Remedios Varo, The Call, 1961, oil on masonite, 39 ½ x 26 ¾ inches (National Museum of Women in the Arts, Washington, DC)

Women’s self-representations

Left: Frida Kahlo, The Broken Column, 1944, oil on masonite, 30.5 x 39 cm (Museo Dolores Olmedo); Right: Frida Kahlo, Self Portrait with Cropped Hair, 1940, oil on canvas, 15 ¾ x 11 inches (MoMA)
Self-portraiture was a more significant genre among Surrealist women artists than it was among the men, and several women artists associated with the group are particularly notable for the depth and complexity of their engagement with self-representation. The most famous of these is Frida Kahlo, whom the Surrealist leader André Breton saluted as a natural Surrealist, although she never considered herself a member of the movement.

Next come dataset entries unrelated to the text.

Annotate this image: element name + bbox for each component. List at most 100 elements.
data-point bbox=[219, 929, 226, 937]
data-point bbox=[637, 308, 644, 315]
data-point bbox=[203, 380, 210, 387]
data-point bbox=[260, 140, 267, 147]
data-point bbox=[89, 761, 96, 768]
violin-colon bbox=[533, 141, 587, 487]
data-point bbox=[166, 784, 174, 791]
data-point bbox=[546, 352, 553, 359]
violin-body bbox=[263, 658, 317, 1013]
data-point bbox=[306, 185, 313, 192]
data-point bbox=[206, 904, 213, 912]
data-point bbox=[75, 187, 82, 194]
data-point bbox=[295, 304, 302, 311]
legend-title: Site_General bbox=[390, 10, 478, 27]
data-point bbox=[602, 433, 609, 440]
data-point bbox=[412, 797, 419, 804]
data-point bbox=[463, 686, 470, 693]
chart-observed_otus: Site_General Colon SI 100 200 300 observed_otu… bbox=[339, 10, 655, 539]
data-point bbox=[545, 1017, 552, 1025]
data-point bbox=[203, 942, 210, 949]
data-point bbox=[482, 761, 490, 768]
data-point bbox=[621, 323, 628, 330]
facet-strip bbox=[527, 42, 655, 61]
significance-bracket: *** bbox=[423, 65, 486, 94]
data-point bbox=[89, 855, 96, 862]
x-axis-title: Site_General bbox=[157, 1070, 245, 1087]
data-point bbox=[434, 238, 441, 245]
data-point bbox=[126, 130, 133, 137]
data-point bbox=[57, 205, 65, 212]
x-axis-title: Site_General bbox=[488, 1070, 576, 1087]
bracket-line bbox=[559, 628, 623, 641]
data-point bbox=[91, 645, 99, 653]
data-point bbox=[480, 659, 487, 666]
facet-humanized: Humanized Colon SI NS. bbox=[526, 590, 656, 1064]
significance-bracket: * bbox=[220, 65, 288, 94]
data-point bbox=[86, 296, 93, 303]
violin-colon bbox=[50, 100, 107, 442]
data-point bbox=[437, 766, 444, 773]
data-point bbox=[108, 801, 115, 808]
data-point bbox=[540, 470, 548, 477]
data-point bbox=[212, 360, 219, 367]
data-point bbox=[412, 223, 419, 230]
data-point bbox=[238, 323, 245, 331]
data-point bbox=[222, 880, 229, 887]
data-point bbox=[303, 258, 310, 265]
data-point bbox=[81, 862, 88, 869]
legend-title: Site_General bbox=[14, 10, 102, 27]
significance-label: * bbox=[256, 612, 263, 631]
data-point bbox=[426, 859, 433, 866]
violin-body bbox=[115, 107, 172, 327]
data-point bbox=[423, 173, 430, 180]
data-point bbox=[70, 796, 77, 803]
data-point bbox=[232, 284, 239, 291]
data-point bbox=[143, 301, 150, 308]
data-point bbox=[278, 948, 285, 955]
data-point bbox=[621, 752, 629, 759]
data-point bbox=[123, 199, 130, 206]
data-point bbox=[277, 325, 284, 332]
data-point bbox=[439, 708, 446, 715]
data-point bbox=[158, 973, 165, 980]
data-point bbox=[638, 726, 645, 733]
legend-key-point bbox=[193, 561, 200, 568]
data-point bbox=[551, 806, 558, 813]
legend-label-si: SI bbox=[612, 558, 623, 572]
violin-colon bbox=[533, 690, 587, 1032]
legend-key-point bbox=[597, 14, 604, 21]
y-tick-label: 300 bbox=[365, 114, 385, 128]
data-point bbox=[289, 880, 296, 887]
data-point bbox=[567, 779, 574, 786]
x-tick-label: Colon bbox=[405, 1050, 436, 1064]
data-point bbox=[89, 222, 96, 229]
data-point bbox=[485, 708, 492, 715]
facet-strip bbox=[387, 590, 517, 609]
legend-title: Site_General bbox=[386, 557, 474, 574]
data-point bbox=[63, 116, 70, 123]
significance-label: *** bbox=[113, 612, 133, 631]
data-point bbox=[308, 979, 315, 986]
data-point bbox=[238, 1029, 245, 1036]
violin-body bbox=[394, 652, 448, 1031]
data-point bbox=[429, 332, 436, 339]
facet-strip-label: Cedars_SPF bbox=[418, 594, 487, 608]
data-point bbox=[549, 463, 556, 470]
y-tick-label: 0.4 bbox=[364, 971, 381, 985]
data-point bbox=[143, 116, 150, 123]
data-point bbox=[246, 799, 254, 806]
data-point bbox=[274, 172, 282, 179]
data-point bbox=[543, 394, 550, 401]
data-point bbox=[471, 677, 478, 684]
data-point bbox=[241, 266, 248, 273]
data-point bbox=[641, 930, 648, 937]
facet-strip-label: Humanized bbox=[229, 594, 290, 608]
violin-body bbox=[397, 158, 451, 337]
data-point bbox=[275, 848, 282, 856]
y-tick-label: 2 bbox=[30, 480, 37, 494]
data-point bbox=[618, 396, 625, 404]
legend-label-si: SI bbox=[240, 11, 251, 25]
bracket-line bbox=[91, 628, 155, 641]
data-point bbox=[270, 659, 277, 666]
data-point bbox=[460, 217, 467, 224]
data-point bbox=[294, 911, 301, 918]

Kahlo used her own image as a primary subject, often combining it with symbolic objects and scenes that represent her thoughts, feelings, and memories. She was also concerned with constructing her image in life, dressing in men’s clothes, or more often in traditional regional Mexican costumes, as a means of proclaiming her identity.
Leonor Fini, The Alcove/Self Portrait with Nico Papatakis, 1941, oil on canvas
Leonor Fini, who also never joined the group but was friends with many Surrealists and participated in Surrealist exhibitions, was similarly preoccupied with her own image in art and life. She appears in her paintings as a beautiful, dominating, and sensual woman, often surrounded by imagined figures and environments. The self-image in her paintings was not unlike the figure she presented in person. She wore dramatic costumes, and once received the Surrealists dressed in priest’s robes, clothing she found particularly erotic and transgressive.
Claude Cahun, Self Portrait, 1928
Unlike Kahlo and Fini, Claude Cahun participated in a variety of Surrealist group activities in the 1930s. In addition to making Surrealist objects, she produced a series of photographic self-portraits in which she transformed herself radically from one image to the next, appearing in several wearing masks and costumed as a doll. The gender ambiguities in many of her self-portraits suggest an exploration of her own image that is concerned with both personal and social issues of identity.
The role of women in Surrealism was complex and contradictory. The movement both infantilized and empowered women, treated them as erotic objects and supported their sexual emancipation, subjected them to the male gaze and validated their own self images. Furthermore, it is important to note that while women were a minority within the Surrealist group, many more women artists achieved significant recognition in the context of Surrealism than in other major modern art movements.